Chance the Rapper's Magnificent Coloring Day festival was a crowning achievement for Chicago's most celebrated young artist. The 23-year-old Chatham native threw the day-long festival -- it began at 1 p.m. with Francis and the Lights and ended at 11:30 p.m. with a performance by Skrillex -- at the White Sox's Cellular One Field in the heart of Chicago's South Side on Saturday (Sept. 24). Chance set an attendance record at the park with upwards of 47,000 in attendance, per a rep, marking the first time the park sold every single seat. In one of the country's most heavily segregated cities, throwing the party at "the Cell" was as much of a statement as the existence of the festival itself, the first of its kind in Chicagoland.

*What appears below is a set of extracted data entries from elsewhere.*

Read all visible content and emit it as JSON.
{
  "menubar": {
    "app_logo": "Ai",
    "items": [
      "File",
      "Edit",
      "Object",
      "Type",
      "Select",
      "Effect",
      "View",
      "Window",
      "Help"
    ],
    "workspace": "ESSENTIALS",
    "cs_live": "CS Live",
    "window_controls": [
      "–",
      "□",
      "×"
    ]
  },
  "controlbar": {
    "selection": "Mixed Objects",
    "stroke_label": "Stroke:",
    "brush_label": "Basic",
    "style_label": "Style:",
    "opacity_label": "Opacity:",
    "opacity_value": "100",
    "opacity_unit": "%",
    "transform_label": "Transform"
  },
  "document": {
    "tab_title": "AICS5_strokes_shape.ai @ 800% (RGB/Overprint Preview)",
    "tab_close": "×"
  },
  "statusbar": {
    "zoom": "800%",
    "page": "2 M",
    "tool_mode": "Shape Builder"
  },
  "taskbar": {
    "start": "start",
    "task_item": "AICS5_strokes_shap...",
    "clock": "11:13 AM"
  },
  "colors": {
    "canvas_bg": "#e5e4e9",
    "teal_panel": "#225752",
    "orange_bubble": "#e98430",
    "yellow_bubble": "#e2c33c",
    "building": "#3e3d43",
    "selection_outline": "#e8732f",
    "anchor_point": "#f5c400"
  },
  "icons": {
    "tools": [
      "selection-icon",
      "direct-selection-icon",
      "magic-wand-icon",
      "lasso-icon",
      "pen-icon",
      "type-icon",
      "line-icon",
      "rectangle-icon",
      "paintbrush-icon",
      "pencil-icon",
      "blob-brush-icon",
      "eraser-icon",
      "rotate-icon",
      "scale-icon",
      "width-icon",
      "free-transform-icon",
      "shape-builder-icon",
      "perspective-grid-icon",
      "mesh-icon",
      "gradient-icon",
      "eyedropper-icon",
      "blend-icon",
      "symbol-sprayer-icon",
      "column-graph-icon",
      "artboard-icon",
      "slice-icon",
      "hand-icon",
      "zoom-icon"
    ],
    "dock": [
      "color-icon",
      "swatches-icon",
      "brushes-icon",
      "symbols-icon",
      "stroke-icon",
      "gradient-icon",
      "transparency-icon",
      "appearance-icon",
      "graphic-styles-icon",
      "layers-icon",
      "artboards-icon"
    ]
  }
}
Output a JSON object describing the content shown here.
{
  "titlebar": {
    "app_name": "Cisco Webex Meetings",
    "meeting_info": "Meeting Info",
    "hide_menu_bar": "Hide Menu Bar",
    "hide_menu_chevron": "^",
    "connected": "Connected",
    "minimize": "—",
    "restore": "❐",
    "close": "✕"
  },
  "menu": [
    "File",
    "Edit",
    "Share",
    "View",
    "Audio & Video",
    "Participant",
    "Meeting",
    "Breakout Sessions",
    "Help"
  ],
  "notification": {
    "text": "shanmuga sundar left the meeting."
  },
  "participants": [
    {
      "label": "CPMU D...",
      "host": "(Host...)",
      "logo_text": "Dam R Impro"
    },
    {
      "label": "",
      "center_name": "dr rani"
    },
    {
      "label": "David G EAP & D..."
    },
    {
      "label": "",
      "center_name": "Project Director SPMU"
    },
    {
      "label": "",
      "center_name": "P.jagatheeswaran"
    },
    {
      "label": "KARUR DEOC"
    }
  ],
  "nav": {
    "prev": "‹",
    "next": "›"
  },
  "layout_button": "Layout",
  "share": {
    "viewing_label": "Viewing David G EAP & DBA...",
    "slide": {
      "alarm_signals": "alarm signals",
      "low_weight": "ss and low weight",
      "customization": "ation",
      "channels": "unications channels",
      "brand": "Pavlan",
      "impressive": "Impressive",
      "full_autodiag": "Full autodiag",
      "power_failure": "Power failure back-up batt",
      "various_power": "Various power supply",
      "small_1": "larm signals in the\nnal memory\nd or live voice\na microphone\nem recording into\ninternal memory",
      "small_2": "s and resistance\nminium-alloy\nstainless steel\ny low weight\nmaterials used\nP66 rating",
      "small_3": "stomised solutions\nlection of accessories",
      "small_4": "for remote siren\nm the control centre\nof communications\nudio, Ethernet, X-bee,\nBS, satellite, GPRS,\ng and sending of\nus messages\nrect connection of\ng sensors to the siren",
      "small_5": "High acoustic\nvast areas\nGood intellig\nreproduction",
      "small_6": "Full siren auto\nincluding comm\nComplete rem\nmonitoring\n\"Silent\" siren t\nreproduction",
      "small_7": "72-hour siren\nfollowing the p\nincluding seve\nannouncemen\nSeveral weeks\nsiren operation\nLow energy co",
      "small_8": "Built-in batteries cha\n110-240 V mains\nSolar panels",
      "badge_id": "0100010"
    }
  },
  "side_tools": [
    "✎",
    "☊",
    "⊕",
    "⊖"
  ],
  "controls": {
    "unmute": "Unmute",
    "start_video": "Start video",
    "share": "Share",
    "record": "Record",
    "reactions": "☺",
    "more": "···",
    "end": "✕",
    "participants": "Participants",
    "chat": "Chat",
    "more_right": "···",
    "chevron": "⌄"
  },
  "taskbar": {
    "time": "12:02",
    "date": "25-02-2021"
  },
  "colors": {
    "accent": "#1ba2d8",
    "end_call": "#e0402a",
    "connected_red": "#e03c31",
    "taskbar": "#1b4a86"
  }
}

The lineup was especially diverse -- comedian Hannibal Buress, who appeared after a performance from John Legend, joked that it seemed as if it was programmed by the shuffle button on Chance's playlist. It also contained its fair share of surprises, including Buress' set, an appearance by Chicago Bull Jimmy Butler, and a guest performance from Common. But the biggest moment was the well-publicized arrival of Kanye West, who ran through a series of his own hits including "Gold Digger," "Black Skinhead" and Can't Tell Me Nothing," and was joined by Chance for a performance of their gospel-rap collaboration from The Life of Pablo, "Ultralight Beam." Kanye's arrival caused pandemonium throughout the park: enthusiastic kids jumped from Porta Potties and past security to get closer to the stage at Sox park, like a bizarro version of the park's famed 1979 disco demolition night.
The unorthodox lineup turned out to be the festival's strength: energy rarely flagged, and Chance's curatorial flair — R&B from stars of an older generation, like Alicia Keys and John Legend, rubbed up against hip-hop from a slightly younger one, like Lil Wayne and 2 Chainz, which followed hip-hop from even more recent performers like Tyler, the Creator and Lil Uzi Vert. (Young Thug, perhaps the most anticipated performance from this new era, arrived late and was unable to perform.)